Akamai’s latest State of the Internet report

I can’t believe it’s been two and a half years since I last wrote about the Akamai State of the Internet Report.

The latest Akamai State of the Internet report has been released and as usual it’s interesting reading. The Internet continues to grow at a fast rate, both in terms of the sheer number of users and connectivity speeds. Unfortunately the side effects of security also continue to increase.

Akamai is a huge cache network of servers that make it faster for end users to access websites, and usually cheaper for the website company.

This means that Akamai stores the pages that we visit on a server closer to our computer. So when you visit say, www.domain.com, you might go to an Akamai server to see the content rather than domain.com’s server.

Akamai serves approximately two trillion requests for Web content every day. In the second quarter of 2012, over 665 million devices with an IP address, from 242 countries/regions, connected to Akamai.

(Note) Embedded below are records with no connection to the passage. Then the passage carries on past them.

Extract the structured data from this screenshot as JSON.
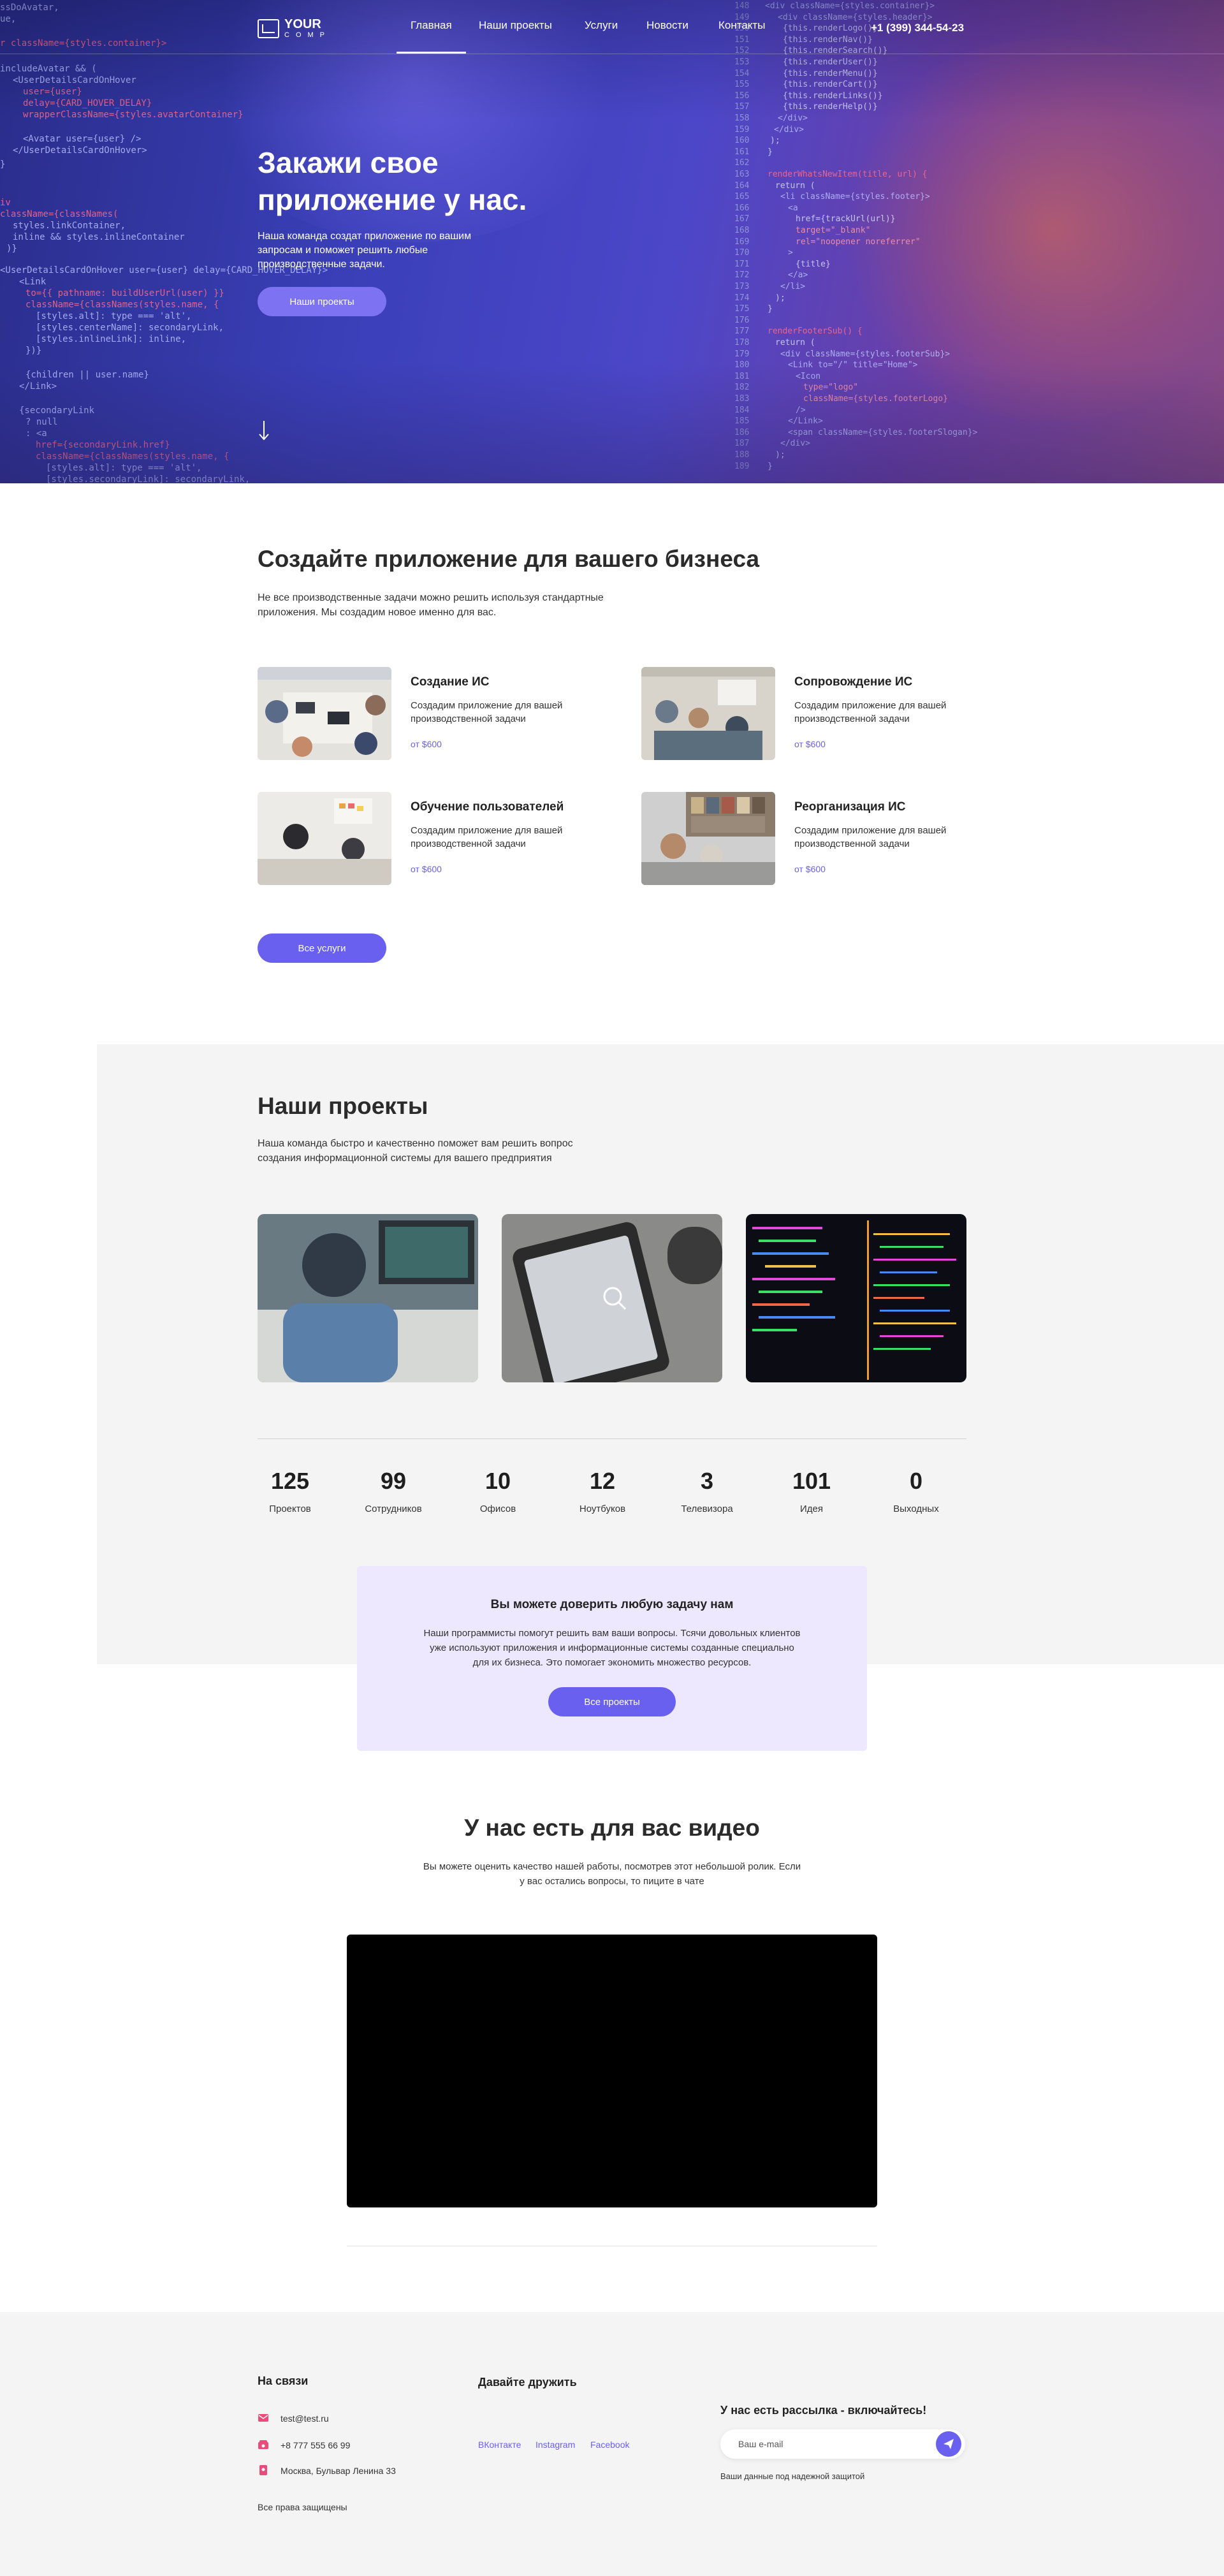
{
  "brand": {
    "logo_line1": "YOUR",
    "logo_line2": "COMP"
  },
  "nav": {
    "items": [
      "Главная",
      "Наши проекты",
      "Услуги",
      "Новости",
      "Контакты"
    ],
    "phone": "+1 (399) 344-54-23"
  },
  "hero": {
    "title": "Закажи свое приложение у нас.",
    "subtitle": "Наша команда создат приложение по вашим запросам и поможет решить любые производственные задачи.",
    "button": "Наши проекты"
  },
  "services": {
    "title": "Создайте приложение для вашего бизнеса",
    "text": "Не все производственные задачи можно решить используя стандартные приложения. Мы создадим новое именно для вас.",
    "items": [
      {
        "title": "Создание ИС",
        "desc": "Создадим приложение для вашей производственной задачи",
        "price": "от $600"
      },
      {
        "title": "Сопровождение ИС",
        "desc": "Создадим приложение для вашей производственной задачи",
        "price": "от $600"
      },
      {
        "title": "Обучение пользователей",
        "desc": "Создадим приложение для вашей производственной задачи",
        "price": "от $600"
      },
      {
        "title": "Реорганизация ИС",
        "desc": "Создадим приложение для вашей производственной задачи",
        "price": "от $600"
      }
    ],
    "button": "Все услуги"
  },
  "projects": {
    "title": "Наши проекты",
    "text": "Наша команда быстро и качественно поможет вам решить вопрос создания информационной системы для вашего предприятия",
    "stats": [
      {
        "value": "125",
        "label": "Проектов"
      },
      {
        "value": "99",
        "label": "Сотрудников"
      },
      {
        "value": "10",
        "label": "Офисов"
      },
      {
        "value": "12",
        "label": "Ноутбуков"
      },
      {
        "value": "3",
        "label": "Телевизора"
      },
      {
        "value": "101",
        "label": "Идея"
      },
      {
        "value": "0",
        "label": "Выходных"
      }
    ]
  },
  "cta": {
    "title": "Вы можете доверить любую задачу нам",
    "text": "Наши программисты помогут решить вам ваши вопросы. Тсячи довольных клиентов уже используют приложения и информационные системы созданные специально для их бизнеса. Это помогает экономить множество ресурсов.",
    "button": "Все проекты"
  },
  "video": {
    "title": "У нас есть для вас видео",
    "text": "Вы можете оценить качество нашей работы, посмотрев этот небольшой ролик. Если у вас остались вопросы, то пиците в чате"
  },
  "footer": {
    "contacts_title": "На связи",
    "email": "test@test.ru",
    "phone": "+8 777 555 66 99",
    "address": "Москва, Бульвар Ленина 33",
    "rights": "Все права защищены",
    "social_title": "Давайте дружить",
    "social": [
      "ВКонтакте",
      "Instagram",
      "Facebook"
    ],
    "newsletter_title": "У нас есть рассылка - включайтесь!",
    "email_placeholder": "Ваш e-mail",
    "privacy": "Ваши данные под надежной защитой"
  },
  "colors": {
    "accent": "#6a60f0",
    "hero_start": "#2a2d8a",
    "hero_end": "#8a4a86",
    "cta_bg": "#ede8fd",
    "section_bg": "#f4f4f5"
  }
}
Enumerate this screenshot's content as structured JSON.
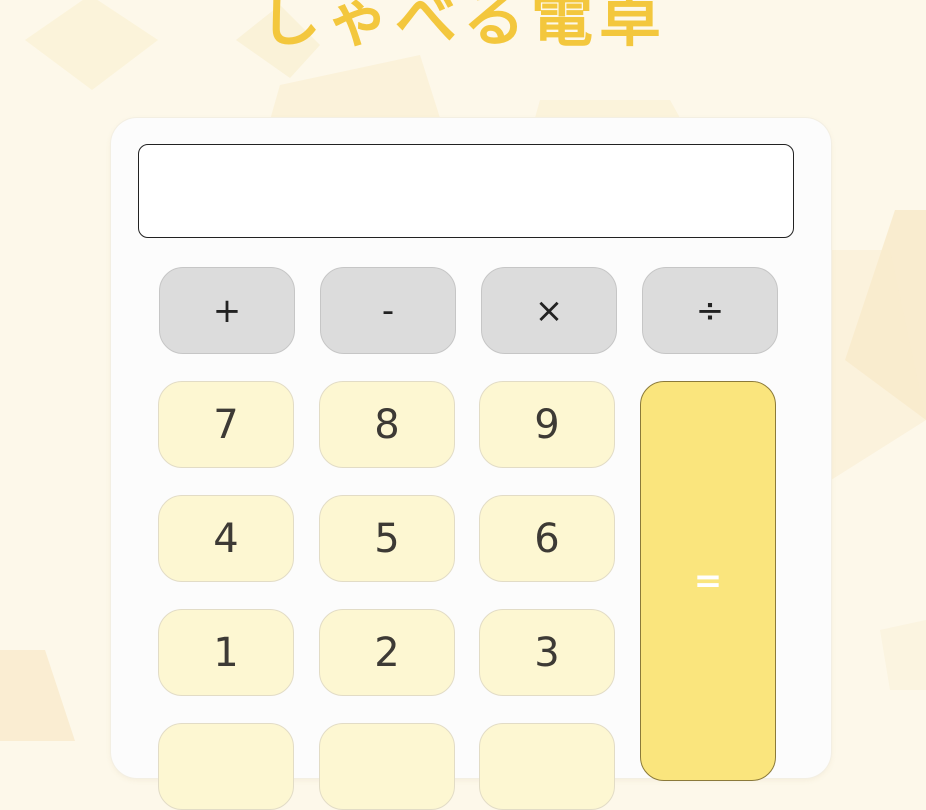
{
  "app": {
    "title": "しゃべる電卓"
  },
  "display": {
    "value": ""
  },
  "operators": [
    "+",
    "-",
    "×",
    "÷"
  ],
  "digits": {
    "row1": [
      "7",
      "8",
      "9"
    ],
    "row2": [
      "4",
      "5",
      "6"
    ],
    "row3": [
      "1",
      "2",
      "3"
    ]
  },
  "equals_label": "=",
  "colors": {
    "background": "#fdf8ea",
    "title": "#f3c73d",
    "operator_key": "#dcdcdc",
    "digit_key": "#fdf7d2",
    "equals_key": "#fae57d"
  }
}
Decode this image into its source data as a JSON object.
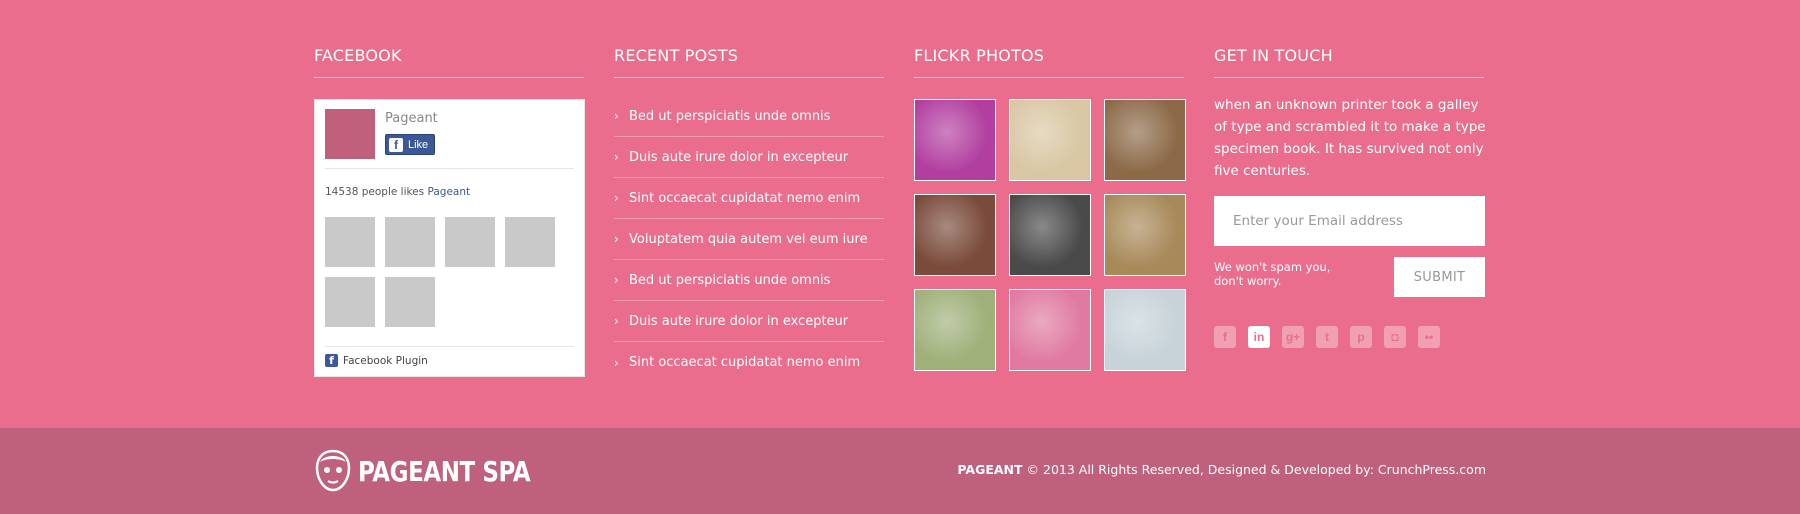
{
  "facebook": {
    "title": "FACEBOOK",
    "page_name": "Pageant",
    "like_label": "Like",
    "likes_prefix": "14538 people likes",
    "likes_link": "Pageant",
    "plugin_label": "Facebook Plugin",
    "face_count": 6
  },
  "recent_posts": {
    "title": "RECENT POSTS",
    "items": [
      "Bed ut perspiciatis unde omnis",
      "Duis aute irure dolor in excepteur",
      "Sint occaecat cupidatat nemo enim",
      "Voluptatem quia autem vel eum iure",
      "Bed ut perspiciatis unde omnis",
      "Duis aute irure dolor in excepteur",
      "Sint occaecat cupidatat nemo enim"
    ]
  },
  "flickr": {
    "title": "FLICKR PHOTOS",
    "photos": [
      {
        "name": "orchid-hands-photo",
        "color": "#b23fa0"
      },
      {
        "name": "foot-spa-photo",
        "color": "#d9c7a3"
      },
      {
        "name": "spa-bowl-photo",
        "color": "#8c6a48"
      },
      {
        "name": "facial-mask-photo",
        "color": "#7a4a3a"
      },
      {
        "name": "stretching-photo",
        "color": "#4a4a4a"
      },
      {
        "name": "spa-pool-photo",
        "color": "#a88a5a"
      },
      {
        "name": "yoga-woman-photo",
        "color": "#9fb07a"
      },
      {
        "name": "fitness-woman-photo",
        "color": "#e07aa0"
      },
      {
        "name": "meditation-photo",
        "color": "#c7d3d9"
      }
    ]
  },
  "contact": {
    "title": "GET IN TOUCH",
    "text": "when an unknown printer took a galley of type and scrambled it to make a type specimen book. It has survived not only five centuries.",
    "email_placeholder": "Enter your Email address",
    "spam_note": "We won't spam you, don't worry.",
    "submit_label": "SUBMIT",
    "socials": [
      {
        "name": "facebook-icon",
        "glyph": "f",
        "active": false
      },
      {
        "name": "linkedin-icon",
        "glyph": "in",
        "active": true
      },
      {
        "name": "google-plus-icon",
        "glyph": "g+",
        "active": false
      },
      {
        "name": "twitter-icon",
        "glyph": "t",
        "active": false
      },
      {
        "name": "pinterest-icon",
        "glyph": "p",
        "active": false
      },
      {
        "name": "instagram-icon",
        "glyph": "◘",
        "active": false
      },
      {
        "name": "flickr-icon",
        "glyph": "••",
        "active": false
      }
    ]
  },
  "bottom": {
    "brand": "PAGEANT SPA",
    "copyright_brand": "PAGEANT",
    "copyright_text": " © 2013 All Rights Reserved, Designed & Developed by: CrunchPress.com"
  },
  "colors": {
    "background": "#ea6d8d",
    "bottom_bar": "#bf617d",
    "facebook_blue": "#3b5998"
  }
}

Bearing in mind that in some cases multiple individuals may be represented by a single IPv4 address (for instance everyone in your home will probably share a single IP address, and most companies work on this model too), so this is likely to equal around a billion users.

Some highlights from this quarter’s report are below.

Security

The top 3 countries with originating security attacks are (in order) China, USA and Turkey. These 3 account for 36% of the Internet’s security attacks.

Speed

The global average connection speed grew 13% to 3.0 Mbps, and the global average peak connection speed grew 19% to 16.1 Mbps

In the second quarter of 2012, average connection speeds on known mobile network providers ranged from a high of 7.5 Mbps down to 340 kbps. Average peak connection speeds for the quarter ranged from 44.4 Mbps down to 2.5 Mbps.

Mobile

For users of  mobile devices across all networks (Wifi and the various cellular data networks), Apple’s Mobile Safari accounts for approximately 60% of requests, indicating that significantly more users of iOS devices use these devices on Wi-Fi networks — heavily driven by iPad and iTouch usage.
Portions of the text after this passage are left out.